I recently talked about how I try to solve the asymmetrical information problem by using a third-party expert called the Better Business Bureau. Today I want to talk about mail-in rebates.
A lot of businesses use mail-in rebates as a way of getting you to buy stuff you wouldn't otherwise. The way it's supposed to work is you buy the stuff at full price with the business's promise that when you mail in the verification you will in turn get a check equal to the amount promised by the seller.
When it works, the seller makes money because they traded an item they wouldn't otherwise have sold and the buyer eventually gets a check in the mail that reduces the cost.
The problem seems to be that it usually doesn't work that way and that's because it appears it's not designed to. For example, about 40 percent of the buyers never send in the forms in the first place. The reasons vary but the point is businesses know there is a good chance the buyer will never even try to get the rebate.
Clearly, if the business wanted to sell something at a lower price it could just put the item on sale. Why make the customer go through a delayed process with all kinds of onerous requirements? A cynical person would say because the harder the business makes the process the fewer people will request rebates and, here's the payoff, the less costly it will be to the business.
In addition, even if the customer sends in the properly filled-in rebate forms and all required verifications, there is a short-term economic incentive to delay or even ignore the process. By that I mean if you delay sending out a rebate for say, three months, that is a free three-month loan to the business. Score one for the business.

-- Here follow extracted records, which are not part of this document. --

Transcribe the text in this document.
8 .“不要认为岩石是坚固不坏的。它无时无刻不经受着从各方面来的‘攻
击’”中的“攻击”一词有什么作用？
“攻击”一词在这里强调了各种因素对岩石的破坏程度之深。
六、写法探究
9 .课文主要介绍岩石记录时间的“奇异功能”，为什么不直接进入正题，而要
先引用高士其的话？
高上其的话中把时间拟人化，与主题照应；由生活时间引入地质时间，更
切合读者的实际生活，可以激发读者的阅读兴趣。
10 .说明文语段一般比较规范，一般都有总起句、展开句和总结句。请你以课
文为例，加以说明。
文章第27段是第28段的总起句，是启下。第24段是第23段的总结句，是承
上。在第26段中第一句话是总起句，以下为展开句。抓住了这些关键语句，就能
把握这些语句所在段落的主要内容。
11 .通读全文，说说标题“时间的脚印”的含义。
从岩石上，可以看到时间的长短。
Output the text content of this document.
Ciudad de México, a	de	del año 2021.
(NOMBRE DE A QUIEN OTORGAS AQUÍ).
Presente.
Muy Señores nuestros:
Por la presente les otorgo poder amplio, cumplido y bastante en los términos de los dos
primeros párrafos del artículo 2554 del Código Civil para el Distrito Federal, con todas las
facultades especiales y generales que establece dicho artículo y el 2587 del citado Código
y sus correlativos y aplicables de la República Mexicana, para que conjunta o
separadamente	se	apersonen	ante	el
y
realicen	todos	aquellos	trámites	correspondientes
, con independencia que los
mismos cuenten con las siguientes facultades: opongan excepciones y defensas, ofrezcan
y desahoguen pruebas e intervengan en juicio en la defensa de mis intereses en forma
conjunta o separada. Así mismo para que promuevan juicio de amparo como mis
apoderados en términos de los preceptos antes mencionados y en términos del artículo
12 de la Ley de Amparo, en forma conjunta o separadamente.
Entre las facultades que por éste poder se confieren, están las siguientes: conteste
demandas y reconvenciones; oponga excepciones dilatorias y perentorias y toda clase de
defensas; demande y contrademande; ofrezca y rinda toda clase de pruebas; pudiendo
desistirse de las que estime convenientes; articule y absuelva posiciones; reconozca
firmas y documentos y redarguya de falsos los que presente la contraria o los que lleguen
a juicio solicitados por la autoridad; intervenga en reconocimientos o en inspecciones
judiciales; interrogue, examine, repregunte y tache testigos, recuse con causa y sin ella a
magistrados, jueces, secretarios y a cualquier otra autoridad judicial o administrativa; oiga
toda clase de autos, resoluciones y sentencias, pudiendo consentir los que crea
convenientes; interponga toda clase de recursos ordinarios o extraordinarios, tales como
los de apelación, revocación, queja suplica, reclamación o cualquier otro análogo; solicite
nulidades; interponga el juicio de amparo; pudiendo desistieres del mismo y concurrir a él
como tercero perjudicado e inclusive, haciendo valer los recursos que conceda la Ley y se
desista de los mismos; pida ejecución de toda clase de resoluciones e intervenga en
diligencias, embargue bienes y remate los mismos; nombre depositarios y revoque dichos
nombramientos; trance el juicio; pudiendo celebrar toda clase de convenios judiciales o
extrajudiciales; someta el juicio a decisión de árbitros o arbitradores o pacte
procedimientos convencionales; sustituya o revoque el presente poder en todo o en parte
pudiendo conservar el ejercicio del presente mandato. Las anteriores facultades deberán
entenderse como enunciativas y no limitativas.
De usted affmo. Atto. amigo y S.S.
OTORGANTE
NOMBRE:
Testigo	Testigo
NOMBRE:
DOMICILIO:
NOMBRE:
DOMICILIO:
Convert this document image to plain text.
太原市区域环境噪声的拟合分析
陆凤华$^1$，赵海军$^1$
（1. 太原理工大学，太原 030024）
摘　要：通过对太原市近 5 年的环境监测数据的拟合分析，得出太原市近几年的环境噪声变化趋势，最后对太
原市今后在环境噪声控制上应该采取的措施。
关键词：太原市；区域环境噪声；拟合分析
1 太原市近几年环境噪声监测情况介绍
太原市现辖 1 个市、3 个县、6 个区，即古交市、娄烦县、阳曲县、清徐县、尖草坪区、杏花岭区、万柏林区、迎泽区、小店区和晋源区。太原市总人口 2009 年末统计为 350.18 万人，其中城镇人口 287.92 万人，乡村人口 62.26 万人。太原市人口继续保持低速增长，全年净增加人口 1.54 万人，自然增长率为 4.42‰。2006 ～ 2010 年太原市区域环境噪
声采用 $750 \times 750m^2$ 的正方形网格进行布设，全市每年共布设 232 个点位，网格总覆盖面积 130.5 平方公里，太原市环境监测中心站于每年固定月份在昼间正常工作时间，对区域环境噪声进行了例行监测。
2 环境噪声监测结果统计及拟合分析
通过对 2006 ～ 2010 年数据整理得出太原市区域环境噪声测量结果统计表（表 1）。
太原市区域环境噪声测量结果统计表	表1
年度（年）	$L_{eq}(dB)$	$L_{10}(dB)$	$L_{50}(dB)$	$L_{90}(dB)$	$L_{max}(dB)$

If the business (or third-party rebate company) conveniently loses or says they never received the forms/verification it gets even better. Many customers, after waiting patiently for their rebates, but not having received them, follow-up with the business only to be told nothing was ever received and that they should submit the forms and verification again. The problem is most businesses require the original forms and verifications (usually sales slips and UPC codes cut from the box). If you've already sent those in, there is no way you can send them in again. If you send in copies, the companies, if they respond at all, will say the customer failed to send in the required original documents. Score another one for the business.
So it is interesting to see the US Federal Trade Commission (FTC), for the first time, has entered into consent agreements with computer superstore CompUSA and their third-party processor Q.P.S., Inc. The agreement, based on allegations that CompUSA failed to pay, "in a timely manner, thousands of rebates for products sold under the CompUSA and QPS brands. Under the terms of the settlement with the superstore, CompUSA will pay consumers who purchased QPS products at CompUSA their due or past-due rebates, which ranged from $15 to $100 each." One hopes you don't have to send in original sales receipts to get the rebates.
The bottom line is mail-in rebates are scams that work. One way to stop it is to stop buying stuff with rebates. If you refuse to do that, at least require some kind of delivery confirmation when you mail your rebates in. That way, you have a legal confirmation that the envelope was delivered to their address, who signed for it, and when. If they still refuse to pay, immediately file a complaint with the FTC and the Better Business Bureau. But don't come crying to me about rebates because I never buy anything with a mail-in rebate. YMMV. Insert disclaimer here.
Aloha!
Comments (1)
And you didn't even mention that a lot of these 'rebates' come as vouchers and coupons you can use on your next purchase.